Introduction; Many procedures are described in the literature for the surgical management of hallux valgus. There are over 130 surgical procedures described. There is ever rising enthusiasm among orthopedic surgeons regarding diaphyseal osteotomy ever since Burutaran described the procedure in 1973. We report our experience of treating severe cases of Hallux Valgus deformity with a SCARF osteotomy at the last three years' follow-up, at patients diagnosed and operated in the University Hospital of Trauma, from January 2015 - February 2018. The technique we are presenting provides the correction of moderate to severe hallux valgus deformities.
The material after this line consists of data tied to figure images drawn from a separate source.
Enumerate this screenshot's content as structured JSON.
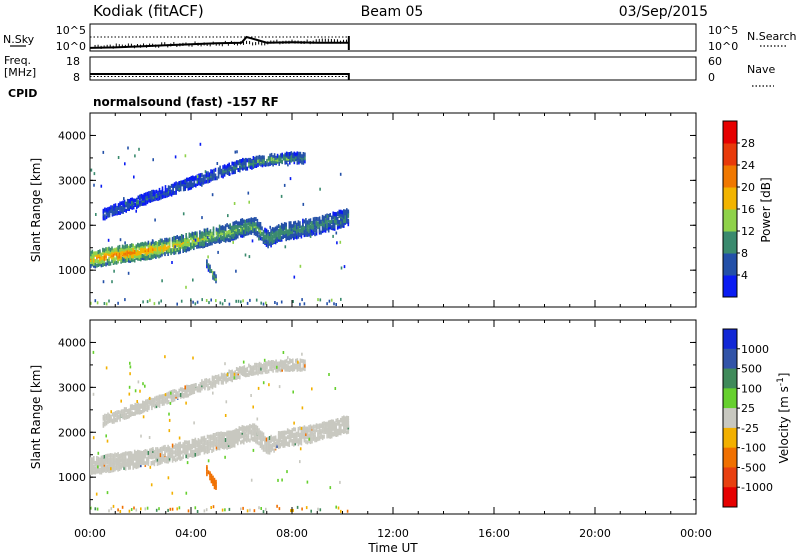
{
  "header": {
    "station": "Kodiak (fitACF)",
    "beam": "Beam 05",
    "date": "03/Sep/2015"
  },
  "left_labels": {
    "nsky": "N.Sky",
    "freq_line1": "Freq.",
    "freq_line2": "[MHz]",
    "cpid": "CPID"
  },
  "right_labels": {
    "nsearch": "N.Search",
    "nave": "Nave"
  },
  "cpid_text": "normalsound (fast) -157 RF",
  "colors": {
    "power": [
      "#0a1cf2",
      "#2350a8",
      "#3a8a6e",
      "#8fd24a",
      "#f2b400",
      "#f07800",
      "#e83a0a",
      "#e60000"
    ],
    "velocity": [
      "#1228d6",
      "#3254a8",
      "#3f8a5a",
      "#66d02e",
      "#c8c8c0",
      "#f2b000",
      "#f07000",
      "#e84010",
      "#e60000"
    ]
  },
  "chart_data": [
    {
      "type": "line",
      "panel": "N.Sky / N.Search",
      "ylabel": "N.Sky",
      "y2label": "N.Search",
      "ytick_labels": [
        "10^5",
        "10^0"
      ],
      "y2tick_labels": [
        "10^5",
        "10^0"
      ],
      "x_range_hours": [
        0,
        24
      ],
      "data_end_hours": 10.25,
      "x": [
        0,
        1,
        2,
        3,
        4,
        5,
        6,
        6.2,
        7,
        8,
        9,
        10,
        10.25
      ],
      "series": [
        {
          "name": "N.Sky",
          "values": [
            0.4,
            0.5,
            0.7,
            0.9,
            1.1,
            1.3,
            1.4,
            2.5,
            1.4,
            1.5,
            1.4,
            1.4,
            1.4
          ]
        }
      ]
    },
    {
      "type": "line",
      "panel": "Frequency / Nave",
      "ylabel": "Freq. [MHz]",
      "y2label": "Nave",
      "ylim": [
        8,
        18
      ],
      "ytick_labels": [
        "18",
        "8"
      ],
      "y2lim": [
        0,
        60
      ],
      "y2tick_labels": [
        "60",
        "0"
      ],
      "x": [
        0,
        10.25
      ],
      "series": [
        {
          "name": "Freq.",
          "values": [
            10.3,
            10.3
          ]
        },
        {
          "name": "Nave",
          "values": [
            14,
            14
          ]
        }
      ]
    },
    {
      "type": "heatmap",
      "panel": "Power",
      "ylabel": "Slant Range [km]",
      "ylim": [
        180,
        4500
      ],
      "yticks": [
        1000,
        2000,
        3000,
        4000
      ],
      "colorbar_label": "Power [dB]",
      "colorbar_ticks": [
        4,
        8,
        12,
        16,
        20,
        24,
        28
      ],
      "features": [
        {
          "name": "near-range band",
          "x": [
            0,
            1,
            2,
            3,
            4,
            5,
            5.5,
            6,
            6.5,
            7,
            7.5,
            8,
            9,
            10.2
          ],
          "y": [
            1250,
            1350,
            1420,
            1520,
            1650,
            1800,
            1850,
            1950,
            2000,
            1700,
            1850,
            1900,
            2000,
            2200
          ],
          "value_db": [
            20,
            22,
            21,
            18,
            16,
            14,
            13,
            12,
            12,
            11,
            12,
            10,
            10,
            9
          ]
        },
        {
          "name": "far-range band",
          "x": [
            0.5,
            1,
            2,
            3,
            4,
            5,
            6,
            7,
            8,
            8.5
          ],
          "y": [
            2250,
            2350,
            2550,
            2750,
            2950,
            3150,
            3350,
            3450,
            3500,
            3500
          ],
          "value_db": [
            6,
            6,
            7,
            7,
            7,
            8,
            10,
            12,
            10,
            9
          ]
        },
        {
          "name": "short feature",
          "x": [
            4.6,
            4.8,
            5.0
          ],
          "y": [
            1150,
            950,
            780
          ],
          "value_db": [
            10,
            12,
            14
          ]
        }
      ]
    },
    {
      "type": "heatmap",
      "panel": "Velocity",
      "ylabel": "Slant Range [km]",
      "xlabel": "Time UT",
      "ylim": [
        180,
        4500
      ],
      "yticks": [
        1000,
        2000,
        3000,
        4000
      ],
      "xticks": [
        "00:00",
        "04:00",
        "08:00",
        "12:00",
        "16:00",
        "20:00",
        "00:00"
      ],
      "colorbar_label": "Velocity [m s^-1]",
      "colorbar_ticks": [
        "1000",
        "500",
        "100",
        "25",
        "-25",
        "-100",
        "-500",
        "-1000"
      ],
      "features": [
        {
          "name": "near-range band",
          "x": [
            0,
            1,
            2,
            3,
            4,
            5,
            5.5,
            6,
            6.5,
            7,
            7.5,
            8,
            9,
            10.2
          ],
          "y": [
            1250,
            1350,
            1420,
            1520,
            1650,
            1800,
            1850,
            1950,
            2000,
            1700,
            1850,
            1900,
            2000,
            2200
          ],
          "velocity": [
            0,
            0,
            0,
            0,
            0,
            10,
            0,
            0,
            0,
            0,
            0,
            0,
            0,
            0
          ]
        },
        {
          "name": "far-range band",
          "x": [
            0.5,
            1,
            2,
            3,
            4,
            5,
            6,
            7,
            8,
            8.5
          ],
          "y": [
            2250,
            2350,
            2550,
            2750,
            2950,
            3150,
            3350,
            3450,
            3500,
            3500
          ],
          "velocity": [
            0,
            0,
            0,
            0,
            0,
            0,
            0,
            0,
            0,
            0
          ]
        },
        {
          "name": "short feature",
          "x": [
            4.6,
            4.8,
            5.0
          ],
          "y": [
            1150,
            950,
            780
          ],
          "velocity": [
            -150,
            -300,
            -500
          ]
        }
      ]
    }
  ]
}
Material and Methods: Correction of hallux valgus deformities was achieved using a Z-step osteotomy cut to realign the first metatarsal bone. A retrospective analysis was undertaken in 38 consecutive patients (54 feet). All results were analyzed by clinical examination, a questionnaire including the AOFAS forefoot score, and modified, and plain roentgenograms.
Results: Hallux valgus and intermetatarsal angle improved at mean 19.6° and 6.9°, respectively. The mean forefoot score improved from 50.1 to 91 points out of 100 possible points. Satisfactory healing time was expressed by an average return back to their attitude of 6-12 weeks, without including physiotherapy. Persistence or recurrence of hallux valgus was seen in 3 patients (8%). The complication rate was 5.4% including superficial wound infection, atrophy of the muscles, and traumatic dislocation of the distal fragment.
Conclusion: Scarf osteotomy is a powerful and versatile procedure to correct hallux valgus deformity, and provides a predictable and satisfying result. Scarfs are not considered as a single osteotomy but as a combination of several procedures and displacement in several planes is possible.